Satzungsänderung wäre zu zeitaufwendig

Doch wenn die Eltern nichts zahlen müssen, wer zahlt dann? Städte und Kommunen mussten sich darüber erst mit dem Land verständigen. „Die Gespräche hatten sich in den letzten Wochen zunehmend als schwierig entwickelt“, berichtete Christof Sommer, Hauptgeschäftsführer des Städte- und Gemeindebunds NRW den Mitgliedskommunen Mitte Juni in einem Schreiben. Es sei jedoch gelungen, das erste Angebot des Lands von zwei auf drei Monate Kostenbeteiligung nachzubessern. Das Ergebnis: Für Februar werden die Elternbeiträge jeweils zur Hälfte von Land und Kommunen übernommen. Für März bis Mai wird die Regelung aus dem Vorjahr aufgegriffen: Die Eltern zahlen 50 Prozent, die andere Hälfte steuern Kommunen und Land bei.

„Es ist gut, dass eine Einigung erzielt werden konnte“, betont Sommer in seinem Schreiben. „Sollten nach den Sommerferien pandemiebedingt erneut Einschränkungen erforderlich sein, soll bei einer möglichen erneuten Kostenübernahme von Elternbeiträgen die tatsächliche Inanspruchnahme der Kitas und Offenen Ganztagsschulen so weit wie möglich Berücksichtigung finden. Hierfür werden die kommunalen Spitzenverbände einen Vorschlag vorlegen“, kündigte Christof Sommer an. Zudem gehe der Städte- und Gemeindebund NRW davon aus, dass das Land im zweiten Halbjahr 2021 je nach weiterem Pandemieverlauf keine einseitigen Erklärungen zum Betrieb der Kitas bzw. der Offenen Ganztagsschulen abgeben werde, sondern dies mit den kommunalen Spitzenverbänden abstimme.

Erschwert hatte die Verhandlungen zwischen Land und Kommunen die Tatsache, dass es keine gesetzlichen Regelungen gibt, die den Erlass eines Monatsbeitrags voraussetzungslos erlauben. „Die Elternbeitragssatzung eröffnet keine Möglichkeit, für die Dauer des Distanz- oder Wechselunterrichts die Elternbeiträge zu erlassen. Ein vollständiger oder teilweiser Erlass des Beitrags auf Antrag setzt eine fehlende wirtschaftliche Leistungsfähigkeit des Antragstellers voraus“, heißt es in der Beschlussvorlage für den Burscheider Stadtrat. In der aktuellen Situation benötigten betroffene Eltern aber weiterhin eine finanzielle Entlastung.

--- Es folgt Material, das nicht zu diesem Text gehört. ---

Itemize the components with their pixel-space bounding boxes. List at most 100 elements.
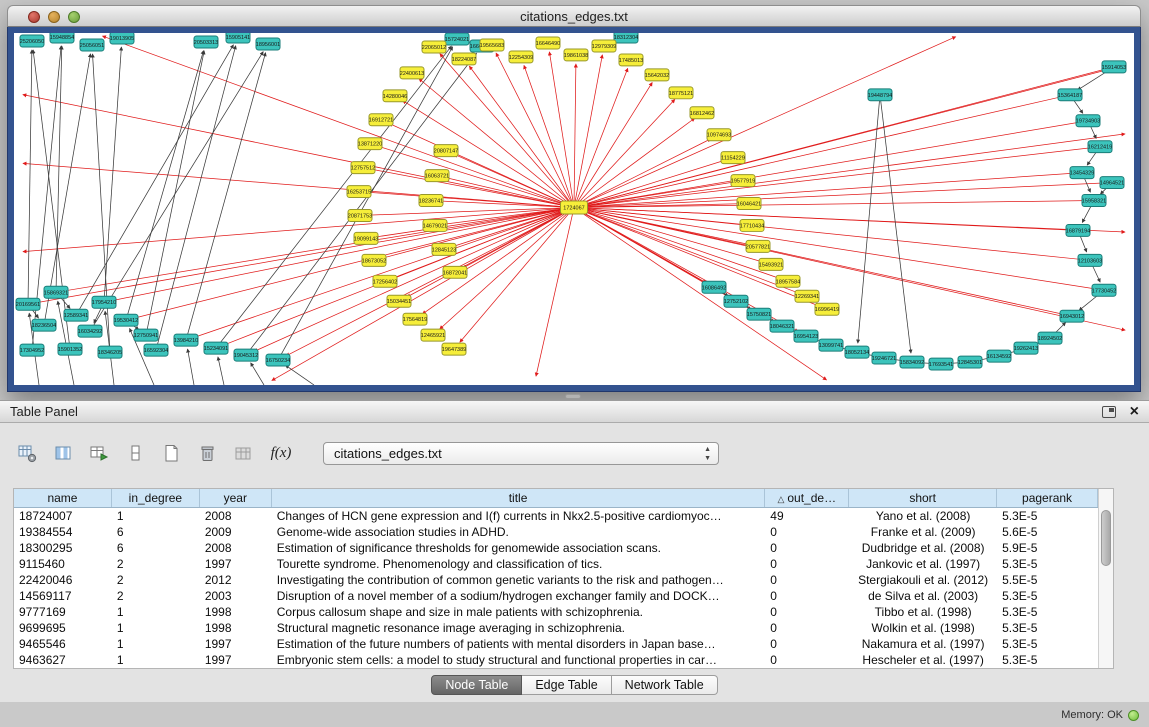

Um Rechtssicherheit für die betroffenen Eltern zu schaffen, wäre eine Satzungsänderung zu zeitaufwendig. „Daher ist mit diesem Beschluss die Rechtsgrundlage für die Aussetzung der Elternbeitragspflicht für Februar 2021 und eine hälftige Erstattung für März bis Mai 2021 zu schaffen“, betont die Verwaltung.